What would be a good hosting plan for hosting several Rails projects?

I come from the ASP.NET world where I used to get a shared hosting plan at a host and simply deployed various projects to different folders via FTP, assigning various domain names to each folder. Easy, unlimited different apps. Costs me about $150/year.

Now, I'm having about 20 Rails apps ready to be deployed (all of them with a database), none of which will generate any kind of money but each being hit about 20k times per day. What would you recommend as a hosting solution that won't kill my budget as well as allow the flexibility I'm used to?

You could use DigitalOcean: $5/month for an SSD-backed VPS. If you use this referral link, I will get a small kickback, but you should use them anyway. DigitalOcean – The developer cloud

Walter

20 Rails apps might just run out the RAM on that $5/mo offering. But DO doesn't seem like a bad solution for the budget-minded. Heroku gets expensive fast, as do others. I have a Gandi VPS that is running about $40/mo (way more that $150/yr) that can support quite a few apps, but nothing that gets /.-ed or @neilhimself-d. (Happened. Boom.) DO's up-teir plans are still pretty cheap.

I think the best solution should be take have a machine on Rackspace that will cost around 100$/month, on which you can deploy any number of application you want without extra cost.

Might be cheaper and better to simply host on simple machines at DigitalOcean or AWS, both of which have tiny little machines that range anywhere between $5 and $15 a month and are perfect sizes for single applications. But I've always held the though that unless there is isolation hosting multiple apps on the same server just isn't worth the trouble.

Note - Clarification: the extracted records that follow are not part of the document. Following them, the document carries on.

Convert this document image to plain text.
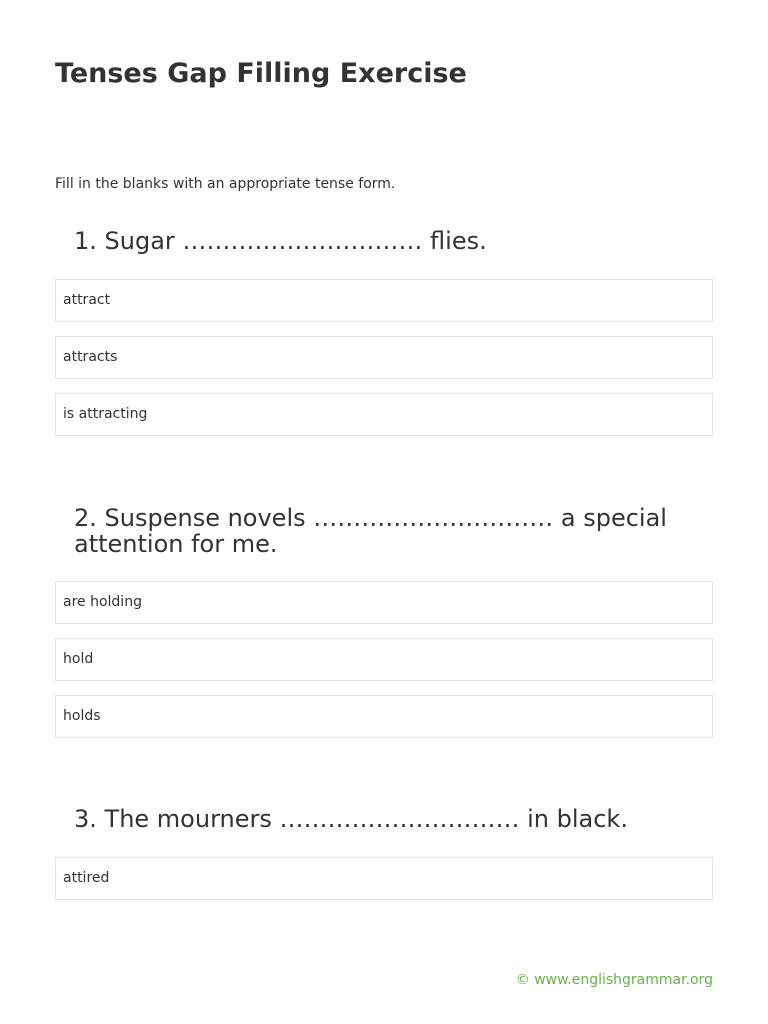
Tenses Gap Filling Exercise

Fill in the blanks with an appropriate tense form.

1. Sugar ………………………… flies.

attract
attracts
is attracting

2. Suspense novels ………………………… a special attention for me.

are holding
hold
holds

3. The mourners ………………………… in black.

attired
© www.englishgrammar.org
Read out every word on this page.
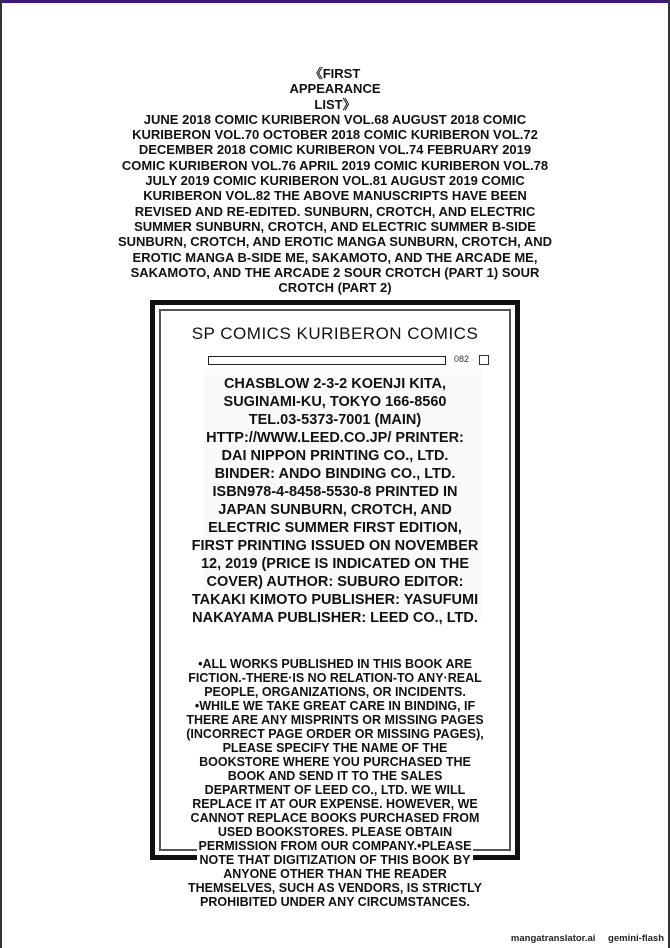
《FIRST
APPEARANCE
LIST》
JUNE 2018 COMIC KURIBERON VOL.68 AUGUST 2018 COMIC
KURIBERON VOL.70 OCTOBER 2018 COMIC KURIBERON VOL.72
DECEMBER 2018 COMIC KURIBERON VOL.74 FEBRUARY 2019
COMIC KURIBERON VOL.76 APRIL 2019 COMIC KURIBERON VOL.78
JULY 2019 COMIC KURIBERON VOL.81 AUGUST 2019 COMIC
KURIBERON VOL.82 THE ABOVE MANUSCRIPTS HAVE BEEN
REVISED AND RE-EDITED. SUNBURN, CROTCH, AND ELECTRIC
SUMMER SUNBURN, CROTCH, AND ELECTRIC SUMMER B-SIDE
SUNBURN, CROTCH, AND EROTIC MANGA SUNBURN, CROTCH, AND
EROTIC MANGA B-SIDE ME, SAKAMOTO, AND THE ARCADE ME,
SAKAMOTO, AND THE ARCADE 2 SOUR CROTCH (PART 1) SOUR
CROTCH (PART 2)
SP COMICS KURIBERON COMICS
082
CHASBLOW 2-3-2 KOENJI KITA,
SUGINAMI-KU, TOKYO 166-8560
TEL.03-5373-7001 (MAIN)
HTTP://WWW.LEED.CO.JP/ PRINTER:
DAI NIPPON PRINTING CO., LTD.
BINDER: ANDO BINDING CO., LTD.
ISBN978-4-8458-5530-8 PRINTED IN
JAPAN SUNBURN, CROTCH, AND
ELECTRIC SUMMER FIRST EDITION,
FIRST PRINTING ISSUED ON NOVEMBER
12, 2019 (PRICE IS INDICATED ON THE
COVER) AUTHOR: SUBURO EDITOR:
TAKAKI KIMOTO PUBLISHER: YASUFUMI
NAKAYAMA PUBLISHER: LEED CO., LTD.
•ALL WORKS PUBLISHED IN THIS BOOK ARE
FICTION.-THERE·IS NO RELATION-TO ANY·REAL
PEOPLE, ORGANIZATIONS, OR INCIDENTS.
•WHILE WE TAKE GREAT CARE IN BINDING, IF
THERE ARE ANY MISPRINTS OR MISSING PAGES
(INCORRECT PAGE ORDER OR MISSING PAGES),
PLEASE SPECIFY THE NAME OF THE
BOOKSTORE WHERE YOU PURCHASED THE
BOOK AND SEND IT TO THE SALES
DEPARTMENT OF LEED CO., LTD. WE WILL
REPLACE IT AT OUR EXPENSE. HOWEVER, WE
CANNOT REPLACE BOOKS PURCHASED FROM
USED BOOKSTORES. PLEASE OBTAIN
PERMISSION FROM OUR COMPANY.•PLEASE
NOTE THAT DIGITIZATION OF THIS BOOK BY
ANYONE OTHER THAN THE READER
THEMSELVES, SUCH AS VENDORS, IS STRICTLY
PROHIBITED UNDER ANY CIRCUMSTANCES.
mangatranslator.ai gemini-flash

We have Several VPSes set up with crucial paradigm. Depending on number of CPU and RAM etc the price can vary. We host up to 20 different Rails instances on the larger servers and about 5 on the smaller.

It'll all depend on how heavy the usage is on the applications as to which way you go. I find the VPS is good because we have complete control over what is installed - however other people might think that's a drawback as you have to administer the server yourself too.

Simon

Go to a host that allows you to scale your VMs up. Start with a very small server (as many people have said) and then use something like the NewRelic Free account to monitor your resources usage and you can then scale it up to the level you need.

What would you classify as killing your budget? You will probably need to give more background information, such as how large are the DB’s (<100MB?, 1GB? 10GB?) and how processor intensive each app is (are you doing any background image re sizing using imagemagick?). Do you need all the apps to be running off of one dedicated box, one VPS, or does it not matter?

As others have said, heroku gets expensive fast, but they are reliable. You can get rather cheap VPS’s from various places such as digitalocean or OVH, heck, you can even get a lame dedicated server from OVH now for a measly five bucks a month. Amazon allows you to get a micro instance for free for a year if you are a new customer, so you can try that out as a starting point if you are interested in using amazon. You can also rent instances from amazon on an hourly rate, so if you want you can rent their highest level instance as a spot instance for less than thirty cents an hour, giving you an idea of how much ram and storage you need.